As they find the traditional routes advocated to achieve that success closed to them, young people become deeply sceptical about society’s claims and more susceptible to a counter-narrative.
"The reality about the guerrilla group that arrogates the term “Islamic State” is, if you take away the word “Islamic”, what you have are young, disillusioned Europeans entranced by the concept of an idealised state, a utopia to rival the hollow claims of a system that has failed them."
This isn’t to say Western or European cultures have nothing positive to offer. On the contrary, the fact that so many young fighters seem disillusioned with their foray into jihadism suggests they are beginning to recognise that for all the loss of democratic principles, for all the attempts to curtail civil liberties and erode basic freedoms, there is still much at good at home. But we mustn’t persist in the folly of assuming the appeal of anti-Western “jihad” has no connection to our current state of affairs.

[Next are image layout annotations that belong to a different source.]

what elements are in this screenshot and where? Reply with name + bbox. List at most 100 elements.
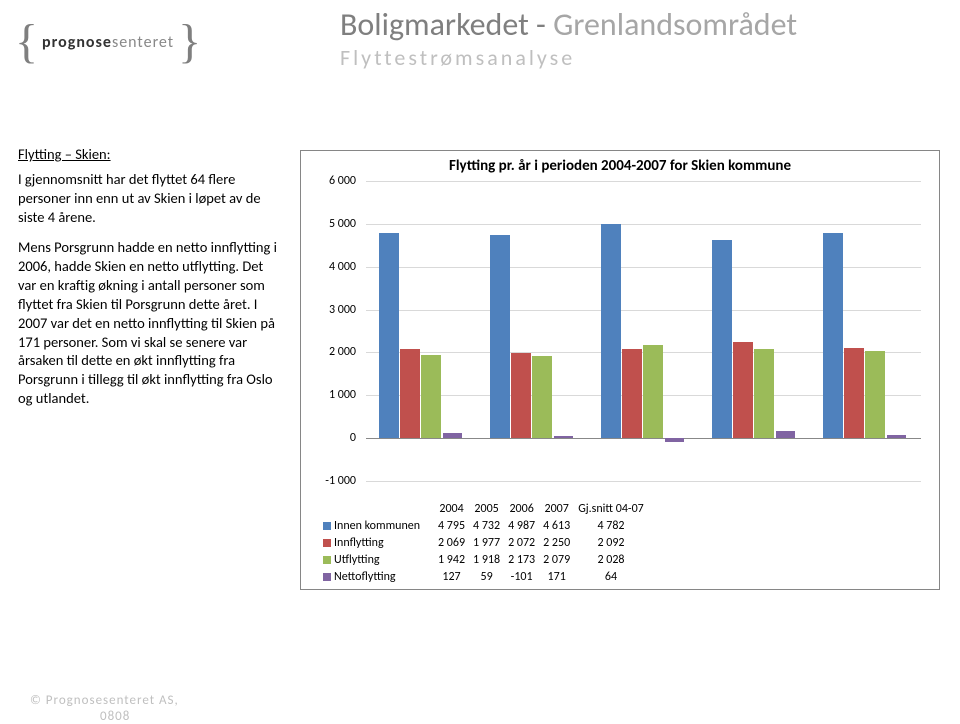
chart-bar: [622, 349, 641, 438]
y-tick-label: 4 000: [329, 260, 356, 274]
table-cell: 2 069: [434, 534, 469, 551]
chart-bar: [865, 351, 884, 438]
gridline: [366, 481, 921, 482]
series-name: Innen kommunen: [334, 519, 420, 533]
table-cell: -101: [504, 568, 539, 585]
table-row: Utflytting 1 9421 9182 1732 0792 028: [319, 551, 648, 568]
page-title: Boligmarkedet - Grenlandsområdet: [340, 5, 940, 44]
chart-title: Flytting pr. år i perioden 2004-2007 for…: [301, 151, 939, 177]
chart-container: Flytting pr. år i perioden 2004-2007 for…: [300, 150, 940, 590]
logo-bold: prognose: [42, 33, 112, 52]
legend-swatch-icon: [323, 573, 331, 581]
logo: { prognosesenteret }: [15, 28, 201, 57]
table-row: Innflytting2 0691 9772 0722 2502 092: [319, 534, 648, 551]
table-row: Nettoflytting 12759-10117164: [319, 568, 648, 585]
bar-group: [712, 181, 796, 481]
table-cell: 64: [574, 568, 648, 585]
chart-bar: [490, 235, 509, 438]
table-cell: [319, 500, 434, 517]
chart-bar: [733, 342, 752, 438]
table-cell: 2 072: [504, 534, 539, 551]
table-cell: 2 173: [504, 551, 539, 568]
bar-group: [823, 181, 907, 481]
chart-bar: [844, 348, 863, 438]
chart-bar: [400, 349, 419, 438]
series-label-cell: Nettoflytting: [319, 568, 434, 585]
body-paragraph-2: Mens Porsgrunn hadde en netto innflyttin…: [18, 238, 278, 408]
chart-bar: [643, 345, 662, 438]
section-label: Flytting – Skien:: [18, 145, 278, 164]
table-cell: 4 987: [504, 517, 539, 534]
table-cell: 1 918: [469, 551, 504, 568]
body-paragraph-1: I gjennomsnitt har det flyttet 64 flere …: [18, 170, 278, 227]
bar-group: [490, 181, 574, 481]
logo-text: prognosesenteret: [42, 33, 174, 52]
chart-data-table: 2004200520062007Gj.snitt 04-07Innen komm…: [319, 500, 648, 585]
y-tick-label: 5 000: [329, 217, 356, 231]
chart-bar: [601, 224, 620, 438]
footer-line-1: © Prognosesenteret AS,: [30, 693, 179, 708]
table-header-row: 2004200520062007Gj.snitt 04-07: [319, 500, 648, 517]
series-name: Utflytting: [334, 553, 380, 567]
bar-group: [379, 181, 463, 481]
y-tick-label: 0: [350, 431, 356, 445]
table-header-cell: 2004: [434, 500, 469, 517]
brace-right-icon: }: [178, 28, 201, 57]
series-label-cell: Innen kommunen: [319, 517, 434, 534]
legend-swatch-icon: [323, 539, 331, 547]
title-sep: -: [529, 5, 553, 44]
table-cell: 2 028: [574, 551, 648, 568]
y-tick-label: 2 000: [329, 345, 356, 359]
legend-swatch-icon: [323, 556, 331, 564]
series-label-cell: Innflytting: [319, 534, 434, 551]
table-cell: 4 782: [574, 517, 648, 534]
table-cell: 59: [469, 568, 504, 585]
chart-bar: [776, 431, 795, 438]
y-tick-label: 3 000: [329, 303, 356, 317]
y-tick-label: 6 000: [329, 174, 356, 188]
chart-bar: [379, 233, 398, 439]
y-tick-label: 1 000: [329, 388, 356, 402]
chart-bar: [421, 355, 440, 438]
table-cell: 4 732: [469, 517, 504, 534]
chart-bar: [665, 438, 684, 442]
table-row: Innen kommunen 4 7954 7324 9874 6134 782: [319, 517, 648, 534]
title-left: Boligmarkedet: [340, 5, 529, 44]
chart-plot-area: [366, 181, 921, 481]
body-text: Flytting – Skien: I gjennomsnitt har det…: [18, 145, 278, 420]
footer-line-2: 0808: [100, 709, 130, 724]
chart-bar: [887, 435, 906, 438]
table-header-cell: 2007: [539, 500, 574, 517]
footer: © Prognosesenteret AS,: [30, 693, 179, 708]
logo-light: senteret: [112, 33, 174, 52]
table-cell: 4 795: [434, 517, 469, 534]
table-cell: 127: [434, 568, 469, 585]
chart-bar: [511, 353, 530, 438]
legend-swatch-icon: [323, 522, 331, 530]
table-cell: 4 613: [539, 517, 574, 534]
chart-bar: [754, 349, 773, 438]
series-name: Nettoflytting: [334, 570, 396, 584]
chart-bar: [532, 356, 551, 438]
page-subtitle: Flyttestrømsanalyse: [340, 44, 940, 71]
brace-left-icon: {: [15, 28, 38, 57]
table-cell: 2 079: [539, 551, 574, 568]
chart-y-axis: -1 00001 0002 0003 0004 0005 0006 000: [301, 181, 361, 481]
series-label-cell: Utflytting: [319, 551, 434, 568]
page-header: Boligmarkedet - Grenlandsområdet Flyttes…: [340, 5, 940, 71]
table-cell: 2 250: [539, 534, 574, 551]
chart-bar: [554, 436, 573, 439]
chart-bar: [443, 433, 462, 438]
y-tick-label: -1 000: [325, 474, 356, 488]
table-cell: 1 942: [434, 551, 469, 568]
title-right: Grenlandsområdet: [553, 5, 797, 44]
table-cell: 1 977: [469, 534, 504, 551]
table-cell: 2 092: [574, 534, 648, 551]
table-cell: 171: [539, 568, 574, 585]
table-header-cell: 2006: [504, 500, 539, 517]
bar-group: [601, 181, 685, 481]
table-header-cell: 2005: [469, 500, 504, 517]
chart-bar: [712, 240, 731, 438]
table-header-cell: Gj.snitt 04-07: [574, 500, 648, 517]
chart-bar: [823, 233, 842, 438]
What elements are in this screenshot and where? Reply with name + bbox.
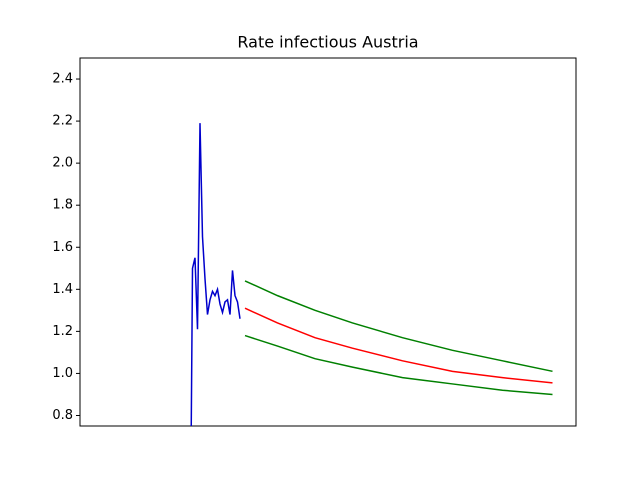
y-tick-label: 1.8 (52, 198, 73, 213)
axes-frame (79, 57, 577, 427)
y-tick-label: 1.0 (52, 366, 73, 381)
data-line (244, 280, 553, 373)
data-line (244, 334, 553, 396)
y-tick-label: 2.4 (52, 72, 73, 87)
y-tick-label: 1.2 (52, 324, 73, 339)
y-tick-label: 1.4 (52, 282, 73, 297)
y-tick-label: 2.2 (52, 114, 73, 129)
data-line (244, 307, 553, 384)
y-tick-label: 1.6 (52, 240, 73, 255)
data-line (190, 123, 241, 426)
chart-title: Rate infectious Austria (237, 33, 418, 52)
y-tick-label: 2.0 (52, 156, 73, 171)
plot-area (190, 123, 553, 426)
y-tick-label: 0.8 (52, 408, 73, 423)
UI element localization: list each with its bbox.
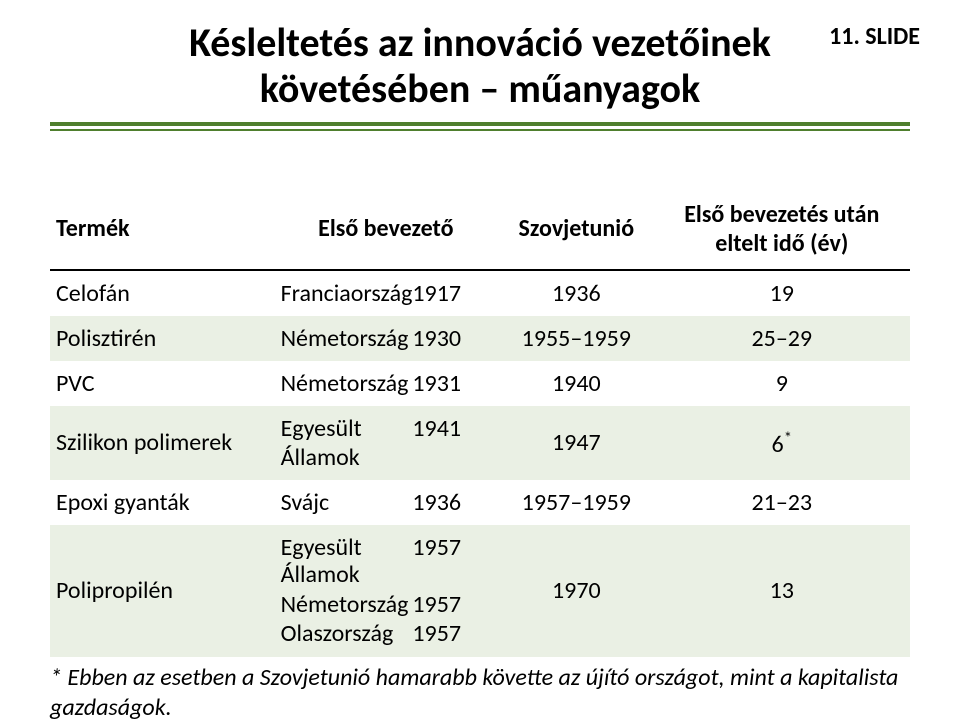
cell-elapsed: 13 (654, 525, 910, 657)
title-line-2: követésében – műanyagok (260, 64, 700, 113)
intro-country: Németország (281, 324, 409, 353)
intro-year: 1931 (412, 369, 461, 398)
header-row: Termék Első bevezető Szovjetunió Első be… (50, 191, 910, 270)
cell-intro-multi: Egyesült Államok1957Németország1957Olasz… (273, 525, 499, 657)
cell-product: Polisztirén (50, 316, 273, 361)
data-table: Termék Első bevezető Szovjetunió Első be… (50, 191, 910, 657)
header-first-intro: Első bevezető (273, 191, 499, 270)
intro-year: 1930 (412, 324, 461, 353)
cell-intro: Egyesült Államok1941 (273, 406, 499, 480)
intro-year: 1936 (412, 488, 461, 517)
cell-ussr: 1940 (499, 361, 654, 406)
header-elapsed: Első bevezetés után eltelt idő (év) (654, 191, 910, 270)
table-row: Szilikon polimerekEgyesült Államok194119… (50, 406, 910, 480)
table-header: Termék Első bevezető Szovjetunió Első be… (50, 191, 910, 270)
cell-elapsed: 6* (654, 406, 910, 480)
intro-year: 1957 (412, 534, 461, 589)
intro-country: Németország (281, 369, 409, 398)
cell-elapsed: 25–29 (654, 316, 910, 361)
header-elapsed-l1: Első bevezetés után (684, 200, 879, 229)
cell-product: Celofán (50, 270, 273, 316)
table-body: CelofánFranciaország1917193619Polisztiré… (50, 270, 910, 657)
intro-year: 1917 (412, 279, 461, 308)
cell-ussr: 1955–1959 (499, 316, 654, 361)
slide: 11. SLIDE Késleltetés az innováció vezet… (0, 0, 960, 598)
table-row: PVCNémetország193119409 (50, 361, 910, 406)
table-row: Epoxi gyanták Svájc 1936 1957–195921–23 (50, 480, 910, 525)
cell-product: Polipropilén (50, 525, 273, 657)
cell-ussr: 1947 (499, 406, 654, 480)
intro-year: 1941 (412, 414, 461, 472)
cell-product: Szilikon polimerek (50, 406, 273, 480)
cell-ussr: 1957–1959 (499, 480, 654, 525)
header-product: Termék (50, 191, 273, 270)
footnote: * Ebben az esetben a Szovjetunió hamarab… (50, 663, 910, 723)
intro-country: Olaszország (281, 620, 394, 648)
intro-year: 1957 (412, 591, 461, 619)
intro-country: Németország (281, 591, 409, 619)
intro-country: Egyesült Államok (281, 414, 413, 472)
slide-number: 11. SLIDE (829, 22, 920, 51)
intro-country: Egyesült Államok (281, 534, 413, 589)
cell-elapsed: 9 (654, 361, 910, 406)
cell-product: PVC (50, 361, 273, 406)
intro-country: Svájc (281, 488, 330, 517)
slide-title: Késleltetés az innováció vezetőinek köve… (50, 20, 910, 112)
footnote-marker: * (784, 427, 792, 448)
cell-intro: Németország1931 (273, 361, 499, 406)
title-line-1: Késleltetés az innováció vezetőinek (189, 18, 771, 67)
cell-intro: Svájc 1936 (273, 480, 499, 525)
table-row-polipropilen: PolipropilénEgyesült Államok1957Németors… (50, 525, 910, 657)
cell-product: Epoxi gyanták (50, 480, 273, 525)
table-row: PolisztirénNémetország19301955–195925–29 (50, 316, 910, 361)
intro-country: Franciaország (281, 279, 413, 308)
title-rule-thin (50, 129, 910, 131)
cell-intro: Németország1930 (273, 316, 499, 361)
header-elapsed-l2: eltelt idő (év) (715, 229, 848, 258)
intro-year: 1957 (412, 620, 461, 648)
table-row: CelofánFranciaország1917193619 (50, 270, 910, 316)
cell-intro: Franciaország1917 (273, 270, 499, 316)
cell-ussr: 1970 (499, 525, 654, 657)
cell-ussr: 1936 (499, 270, 654, 316)
title-rule-thick (50, 122, 910, 126)
header-ussr: Szovjetunió (499, 191, 654, 270)
cell-elapsed: 21–23 (654, 480, 910, 525)
cell-elapsed: 19 (654, 270, 910, 316)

In his book “Did Somebody Say Totalitarianism”, the Slovenian philosopher Slavoj Zizek argues that the liberal-democratic consensus of the modern age acts as a form of totalitarianism, impeding the imagination of alternative ways of being and doing.
For many young people who may have good reason to feel disillusioned with the current state of affairs, the oppressive mantra that liberal democracy somehow represents “the end of history” - something even Francis Fukuyama, author of the book of that title, has mitigated - engenders of a sense of a helplessness and apathy.
If this is as good as it gets, and we are not permitted to think beyond, then why bother? Or, as some clearly conclude, perhaps the system itself is the problem.